Phospholipase Cβ is critical for T cell chemotaxis
Type C Phospholipases
Chemokines acting through G protein-coupled receptors play an essential role in the immune response. PI3K and phospholipase C (PLC) are distinct signaling molecules that have been proposed in the regulation of chemokine-mediated cell migration. Studies with knockout mice have demonstrated a critical role for PI3K in G(alphai) protein-coupled receptor-mediated neutrophil and lymphocyte chemotaxis.

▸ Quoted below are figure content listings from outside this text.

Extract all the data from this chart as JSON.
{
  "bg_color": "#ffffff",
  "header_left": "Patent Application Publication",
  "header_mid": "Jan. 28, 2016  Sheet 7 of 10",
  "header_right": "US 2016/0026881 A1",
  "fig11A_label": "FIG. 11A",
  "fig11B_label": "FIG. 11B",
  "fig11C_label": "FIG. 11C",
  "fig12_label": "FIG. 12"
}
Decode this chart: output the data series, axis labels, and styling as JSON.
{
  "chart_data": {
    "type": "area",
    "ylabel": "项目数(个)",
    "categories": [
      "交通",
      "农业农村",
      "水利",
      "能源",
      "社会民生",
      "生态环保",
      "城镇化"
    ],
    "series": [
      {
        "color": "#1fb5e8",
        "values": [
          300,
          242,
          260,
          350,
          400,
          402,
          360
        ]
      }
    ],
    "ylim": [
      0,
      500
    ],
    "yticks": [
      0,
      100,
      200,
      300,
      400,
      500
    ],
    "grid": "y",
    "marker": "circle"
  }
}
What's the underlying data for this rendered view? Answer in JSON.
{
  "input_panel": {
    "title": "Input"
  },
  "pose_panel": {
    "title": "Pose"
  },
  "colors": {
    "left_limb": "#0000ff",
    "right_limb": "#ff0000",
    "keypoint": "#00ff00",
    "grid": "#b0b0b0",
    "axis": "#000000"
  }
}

Although PLCbeta is not essential for the chemotactic response of neutrophils, its role in lymphocyte migration has not been clearly defined. We compared the chemotactic response of peripheral T cells derived from wild-type mice with mice containing loss-of-function mutations in both of the two predominant lymphocyte PLCbeta isoforms (PLCbeta2 and PLCbeta3), and demonstrate that loss of PLCbeta2 and PLCbeta3 significantly impaired T cell migration. Because second messengers generated by PLCbeta lead to a rise in intracellular calcium and activation of PKC, we analyzed which of these responses was critical for the PLCbeta-mediated chemotaxis. Intracellular calcium chelation decreased the chemotactic response of wild-type lymphocytes, but pharmacologic inhibition of several PKC isoforms had no effect. Furthermore, calcium efflux induced by stromal cell-derived factor-1alpha was undetectable in PLCbeta2beta3-null lymphocytes, suggesting that the migration defect is due to the impaired ability to increase intracellular calcium. This study demonstrates that, in contrast to neutrophils, phospholipid second messengers generated by PLCbeta play a critical role in T lymphocyte chemotaxis.